The winner of Game 1 will face the Bears and the winner of Game 2 will face No. 11 Kansas in the quarterfin­als, where No. 10 West Virginia will faced No. 12 Oklahoma State and the Longhorns face the Red Raiders.

“I don’t see a positive or a negative (in being a No. 2 seed), I just see hard,” Jayhawks coach Bill Self said. “In this particular tournament, if you don’t play well you are going to go home.”

Kansas will be without big men David McCormack and Tristan Enaruna for the tournament due to COVID-19 protocols, Self announced. It’s unclear whether either player tested positive for the virus.

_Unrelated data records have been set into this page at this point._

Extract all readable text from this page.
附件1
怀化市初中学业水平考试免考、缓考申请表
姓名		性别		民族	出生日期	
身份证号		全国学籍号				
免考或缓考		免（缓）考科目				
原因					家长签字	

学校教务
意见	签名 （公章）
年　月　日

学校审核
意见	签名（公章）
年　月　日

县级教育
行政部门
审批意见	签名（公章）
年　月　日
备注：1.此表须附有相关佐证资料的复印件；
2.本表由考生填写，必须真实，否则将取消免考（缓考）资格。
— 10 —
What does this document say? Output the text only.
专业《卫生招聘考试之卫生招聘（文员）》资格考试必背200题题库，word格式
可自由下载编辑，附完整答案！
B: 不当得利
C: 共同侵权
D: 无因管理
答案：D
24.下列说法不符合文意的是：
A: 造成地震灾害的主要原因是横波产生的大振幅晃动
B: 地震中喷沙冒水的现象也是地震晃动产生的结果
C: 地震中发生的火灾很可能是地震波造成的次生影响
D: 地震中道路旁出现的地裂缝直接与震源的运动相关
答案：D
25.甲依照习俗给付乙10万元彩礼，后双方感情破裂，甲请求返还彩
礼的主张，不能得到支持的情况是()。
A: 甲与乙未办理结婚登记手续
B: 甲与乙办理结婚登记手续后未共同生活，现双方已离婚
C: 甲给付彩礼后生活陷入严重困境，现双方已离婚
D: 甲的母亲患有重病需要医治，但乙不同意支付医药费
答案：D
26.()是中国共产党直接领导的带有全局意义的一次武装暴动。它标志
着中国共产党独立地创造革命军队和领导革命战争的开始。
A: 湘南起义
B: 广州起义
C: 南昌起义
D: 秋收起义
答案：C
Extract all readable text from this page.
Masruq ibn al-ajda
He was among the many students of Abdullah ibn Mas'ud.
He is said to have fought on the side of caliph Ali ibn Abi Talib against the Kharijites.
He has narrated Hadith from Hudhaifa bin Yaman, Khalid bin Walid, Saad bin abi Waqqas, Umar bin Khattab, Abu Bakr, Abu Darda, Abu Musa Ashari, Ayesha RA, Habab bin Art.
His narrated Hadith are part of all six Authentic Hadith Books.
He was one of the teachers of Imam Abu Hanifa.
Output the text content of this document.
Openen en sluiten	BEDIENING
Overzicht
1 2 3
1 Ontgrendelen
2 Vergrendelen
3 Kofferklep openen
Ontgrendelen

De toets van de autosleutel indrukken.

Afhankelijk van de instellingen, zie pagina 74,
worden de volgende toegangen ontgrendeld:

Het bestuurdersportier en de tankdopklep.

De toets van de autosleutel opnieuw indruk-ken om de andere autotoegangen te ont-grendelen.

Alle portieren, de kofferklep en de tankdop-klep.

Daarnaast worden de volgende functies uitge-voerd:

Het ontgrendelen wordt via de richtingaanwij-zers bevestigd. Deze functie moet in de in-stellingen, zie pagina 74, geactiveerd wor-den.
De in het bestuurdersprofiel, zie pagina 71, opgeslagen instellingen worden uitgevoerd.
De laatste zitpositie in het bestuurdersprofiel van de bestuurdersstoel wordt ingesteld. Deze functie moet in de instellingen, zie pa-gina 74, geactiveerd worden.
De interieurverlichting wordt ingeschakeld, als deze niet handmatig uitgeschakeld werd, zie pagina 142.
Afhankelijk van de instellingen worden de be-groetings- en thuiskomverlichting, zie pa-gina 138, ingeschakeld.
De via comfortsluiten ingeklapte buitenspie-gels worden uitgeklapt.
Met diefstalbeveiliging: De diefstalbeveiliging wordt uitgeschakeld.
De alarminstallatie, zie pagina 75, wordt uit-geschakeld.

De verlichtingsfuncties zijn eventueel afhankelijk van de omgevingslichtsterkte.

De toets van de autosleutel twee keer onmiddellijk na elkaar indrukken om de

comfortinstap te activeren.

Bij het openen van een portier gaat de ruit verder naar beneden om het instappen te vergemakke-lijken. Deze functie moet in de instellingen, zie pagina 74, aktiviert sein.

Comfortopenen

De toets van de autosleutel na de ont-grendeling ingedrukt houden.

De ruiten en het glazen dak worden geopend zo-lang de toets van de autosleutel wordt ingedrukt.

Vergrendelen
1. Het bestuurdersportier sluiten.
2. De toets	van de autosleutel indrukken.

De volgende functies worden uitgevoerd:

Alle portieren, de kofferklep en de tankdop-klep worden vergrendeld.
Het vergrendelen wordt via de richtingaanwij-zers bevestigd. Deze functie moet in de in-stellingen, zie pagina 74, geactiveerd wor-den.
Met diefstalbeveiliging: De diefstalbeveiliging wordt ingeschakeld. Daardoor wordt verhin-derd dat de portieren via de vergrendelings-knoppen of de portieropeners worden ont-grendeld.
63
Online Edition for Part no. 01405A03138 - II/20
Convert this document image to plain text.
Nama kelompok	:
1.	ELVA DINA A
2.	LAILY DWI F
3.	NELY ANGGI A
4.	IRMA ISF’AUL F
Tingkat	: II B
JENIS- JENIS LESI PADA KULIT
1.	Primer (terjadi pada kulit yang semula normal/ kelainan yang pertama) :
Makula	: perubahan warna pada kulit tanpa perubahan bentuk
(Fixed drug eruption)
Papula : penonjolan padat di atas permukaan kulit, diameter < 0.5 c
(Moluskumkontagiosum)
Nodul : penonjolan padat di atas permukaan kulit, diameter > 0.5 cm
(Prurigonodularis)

McCormack, a 6-foot-10 junior, is averaging 13.4 points and 6.1 rebounds, while Enaruna, a 6-8 sophomore, is averaging 2.8 points in 24 games off the bench.

Self said he expects both players back for the NCAA Tournament.

More on the Bears: Baylor struggled after a three-week pause for COVID-19, barely squeaking by Iowa State before losing to Kansas at Allen Fieldhouse. But the Bears have their legs under them and their lungs back in shape. They knocked off the Mountainee­rs in OT on the road, handled Oklahoma State with ease and then blew out the Red Raiders to finish the regular season.

“We’re pretty locked in,” Bears guard MaCio Teague said. “But we’ve still got some areas we need to improve in.”

Star watch: Oklahoma State freshman Cade Cunningham, who was voted Big 12 player of the year Tuesday, missed last weekend’s win at West Virginia with an ankle injury. His status remains up in the air for Thursday’s rematch.